Saturday, March 08, 2008

Church order agrees to pay woman $1.35 million

A Roman Catholic order has agreed to pay $1.35 million to a woman who alleged that she and other parishioners were not protected from a sexually predatory priest.

The woman, who said she was impregnated by the priest when she was 17, got the settlement from the Missionary Oblates of Mary Immaculate of Texas on the brink of a jury trial last week.

The woman said she met the priest, Anthony Gonzales, in 1981 while she was living with her mentally ill mother in an abandoned house in Houston. He was then the assistant pastor at Immaculate Conception Church in Houston.

"Father Tony had sex with me all over the church, in the confession rooms, the rectories and behind the altar and pews, and any opportunity he had to fondle me and kiss me and caress me," she said in a deposition.

Gonzales, now 80, was forced out of the priesthood in 1985. He declined to comment about the case when reached by the San Antonio Express-News, but in his court deposition he did not deny allegations against him.

Oblate officials and lawyers for the order declined comment, but in court filings lawyers for the Oblates argued unsuccessfully that Doe's claims should be tossed because they described events from the 1980s that were barred by statutes of limitations. They also claimed the order had "used due diligence to prevent the ... wrongful acts."

The lawsuit, filed in 2006, said that before Gonzales was ordained in 1957, it was clear he had sexual problems including "a psychosexual disorder characterized by abnormal sexual attraction to young girls." The lawsuit says he was repeatedly admonished by his superiors and ordered to get psychiatric treatment, but he was also moved from parish to parish as problems arose.

"Father Tony has confirmed that he fathered at least four illegitimate children, but perhaps many others, by impregnating minor girls when he was a priest," reads the suit.
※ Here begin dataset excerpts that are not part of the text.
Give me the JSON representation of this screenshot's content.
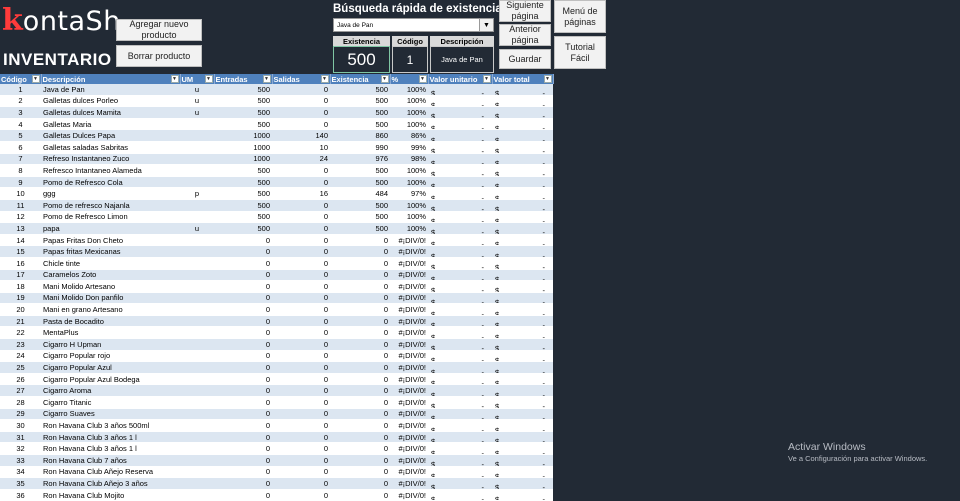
{
  "logo": {
    "first": "k",
    "rest": "ontaS",
    "tail": "h"
  },
  "title": "INVENTARIO",
  "buttons": {
    "add": "Agregar nuevo producto",
    "delete": "Borrar producto",
    "next": "Siguiente página",
    "prev": "Anterior página",
    "save": "Guardar",
    "menu": "Menú de páginas",
    "tutorial": "Tutorial Fácil"
  },
  "quick_search": {
    "title": "Búsqueda rápida de existencias",
    "selected": "Java de Pan",
    "headers": [
      "Existencia",
      "Código",
      "Descripción"
    ],
    "existencia": "500",
    "codigo": "1",
    "descripcion": "Java de Pan"
  },
  "table": {
    "headers": [
      "Código",
      "Descripción",
      "UM",
      "Entradas",
      "Salidas",
      "Existencia",
      "%",
      "Valor unitario",
      "Valor total"
    ],
    "rows": [
      [
        "1",
        "Java de Pan",
        "u",
        "500",
        "0",
        "500",
        "100%",
        "$",
        "-",
        "$",
        "-"
      ],
      [
        "2",
        "Galletas dulces Porleo",
        "u",
        "500",
        "0",
        "500",
        "100%",
        "$",
        "-",
        "$",
        "-"
      ],
      [
        "3",
        "Galletas dulces Mamita",
        "u",
        "500",
        "0",
        "500",
        "100%",
        "$",
        "-",
        "$",
        "-"
      ],
      [
        "4",
        "Galletas Maria",
        "",
        "500",
        "0",
        "500",
        "100%",
        "$",
        "-",
        "$",
        "-"
      ],
      [
        "5",
        "Galletas Dulces Papa",
        "",
        "1000",
        "140",
        "860",
        "86%",
        "$",
        "-",
        "$",
        "-"
      ],
      [
        "6",
        "Galletas saladas Sabritas",
        "",
        "1000",
        "10",
        "990",
        "99%",
        "$",
        "-",
        "$",
        "-"
      ],
      [
        "7",
        "Refreso Instantaneo Zuco",
        "",
        "1000",
        "24",
        "976",
        "98%",
        "$",
        "-",
        "$",
        "-"
      ],
      [
        "8",
        "Refresco Intantaneo Alameda",
        "",
        "500",
        "0",
        "500",
        "100%",
        "$",
        "-",
        "$",
        "-"
      ],
      [
        "9",
        "Pomo de Refresco Cola",
        "",
        "500",
        "0",
        "500",
        "100%",
        "$",
        "-",
        "$",
        "-"
      ],
      [
        "10",
        "ggg",
        "p",
        "500",
        "16",
        "484",
        "97%",
        "$",
        "-",
        "$",
        "-"
      ],
      [
        "11",
        "Pomo de refresco Najanla",
        "",
        "500",
        "0",
        "500",
        "100%",
        "$",
        "-",
        "$",
        "-"
      ],
      [
        "12",
        "Pomo de Refresco Limon",
        "",
        "500",
        "0",
        "500",
        "100%",
        "$",
        "-",
        "$",
        "-"
      ],
      [
        "13",
        "papa",
        "u",
        "500",
        "0",
        "500",
        "100%",
        "$",
        "-",
        "$",
        "-"
      ],
      [
        "14",
        "Papas Fritas Don Cheto",
        "",
        "0",
        "0",
        "0",
        "#¡DIV/0!",
        "$",
        "-",
        "$",
        "-"
      ],
      [
        "15",
        "Papas fritas Mexicanas",
        "",
        "0",
        "0",
        "0",
        "#¡DIV/0!",
        "$",
        "-",
        "$",
        "-"
      ],
      [
        "16",
        "Chicle tinte",
        "",
        "0",
        "0",
        "0",
        "#¡DIV/0!",
        "$",
        "-",
        "$",
        "-"
      ],
      [
        "17",
        "Caramelos Zoto",
        "",
        "0",
        "0",
        "0",
        "#¡DIV/0!",
        "$",
        "-",
        "$",
        "-"
      ],
      [
        "18",
        "Mani Molido Artesano",
        "",
        "0",
        "0",
        "0",
        "#¡DIV/0!",
        "$",
        "-",
        "$",
        "-"
      ],
      [
        "19",
        "Mani Molido Don panfilo",
        "",
        "0",
        "0",
        "0",
        "#¡DIV/0!",
        "$",
        "-",
        "$",
        "-"
      ],
      [
        "20",
        "Mani en grano Artesano",
        "",
        "0",
        "0",
        "0",
        "#¡DIV/0!",
        "$",
        "-",
        "$",
        "-"
      ],
      [
        "21",
        "Pasta de Bocadito",
        "",
        "0",
        "0",
        "0",
        "#¡DIV/0!",
        "$",
        "-",
        "$",
        "-"
      ],
      [
        "22",
        "MentaPlus",
        "",
        "0",
        "0",
        "0",
        "#¡DIV/0!",
        "$",
        "-",
        "$",
        "-"
      ],
      [
        "23",
        "Cigarro H Upman",
        "",
        "0",
        "0",
        "0",
        "#¡DIV/0!",
        "$",
        "-",
        "$",
        "-"
      ],
      [
        "24",
        "Cigarro Popular rojo",
        "",
        "0",
        "0",
        "0",
        "#¡DIV/0!",
        "$",
        "-",
        "$",
        "-"
      ],
      [
        "25",
        "Cigarro Popular Azul",
        "",
        "0",
        "0",
        "0",
        "#¡DIV/0!",
        "$",
        "-",
        "$",
        "-"
      ],
      [
        "26",
        "Cigarro Popular Azul Bodega",
        "",
        "0",
        "0",
        "0",
        "#¡DIV/0!",
        "$",
        "-",
        "$",
        "-"
      ],
      [
        "27",
        "Cigarro Aroma",
        "",
        "0",
        "0",
        "0",
        "#¡DIV/0!",
        "$",
        "-",
        "$",
        "-"
      ],
      [
        "28",
        "Cigarro Titanic",
        "",
        "0",
        "0",
        "0",
        "#¡DIV/0!",
        "$",
        "-",
        "$",
        "-"
      ],
      [
        "29",
        "Cigarro Suaves",
        "",
        "0",
        "0",
        "0",
        "#¡DIV/0!",
        "$",
        "-",
        "$",
        "-"
      ],
      [
        "30",
        "Ron Havana Club 3 años 500ml",
        "",
        "0",
        "0",
        "0",
        "#¡DIV/0!",
        "$",
        "-",
        "$",
        "-"
      ],
      [
        "31",
        "Ron Havana Club 3 años 1 l",
        "",
        "0",
        "0",
        "0",
        "#¡DIV/0!",
        "$",
        "-",
        "$",
        "-"
      ],
      [
        "32",
        "Ron Havana Club 3 años 1 l",
        "",
        "0",
        "0",
        "0",
        "#¡DIV/0!",
        "$",
        "-",
        "$",
        "-"
      ],
      [
        "33",
        "Ron Havana Club 7 años",
        "",
        "0",
        "0",
        "0",
        "#¡DIV/0!",
        "$",
        "-",
        "$",
        "-"
      ],
      [
        "34",
        "Ron Havana Club Añejo Reserva",
        "",
        "0",
        "0",
        "0",
        "#¡DIV/0!",
        "$",
        "-",
        "$",
        "-"
      ],
      [
        "35",
        "Ron Havana Club Añejo 3 años",
        "",
        "0",
        "0",
        "0",
        "#¡DIV/0!",
        "$",
        "-",
        "$",
        "-"
      ],
      [
        "36",
        "Ron Havana Club Mojito",
        "",
        "0",
        "0",
        "0",
        "#¡DIV/0!",
        "$",
        "-",
        "$",
        "-"
      ]
    ]
  },
  "watermark": {
    "line1": "Activar Windows",
    "line2": "Ve a Configuración para activar Windows."
  },
  "colors": {
    "background": "#222a35",
    "header": "#4f81bd",
    "band": "#dce6f1",
    "accent": "#ff3b3b"
  }
}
The woman said Gonzales told her he would leave the priesthood and marry her, but that he never did. She said that when she tried to contact him, other priests and church personnel told her he had died. So at 17, she was left to raise the baby by herself.

The woman said she learned in 2003 that Gonzales was living in Taylor, married with five children, so she called him.

"I said, 'This is (Jane), the girl that you left pregnant in Houston,' and he said, 'I'm so sorry. I left a lot of girls pregnant. Can you tell me more about you?'" she recalled in her deposition.

During his 28 years as a priest, he served in about a dozen parishes in Texas, including in San Antonio, Laredo, Brownsville, Uvalde, Elgin, Sabinal, Eagle Pass and Austin. He also served at churches in Louisiana and in Canada, his final posting, where he was sent in 1983 after leaving Houston.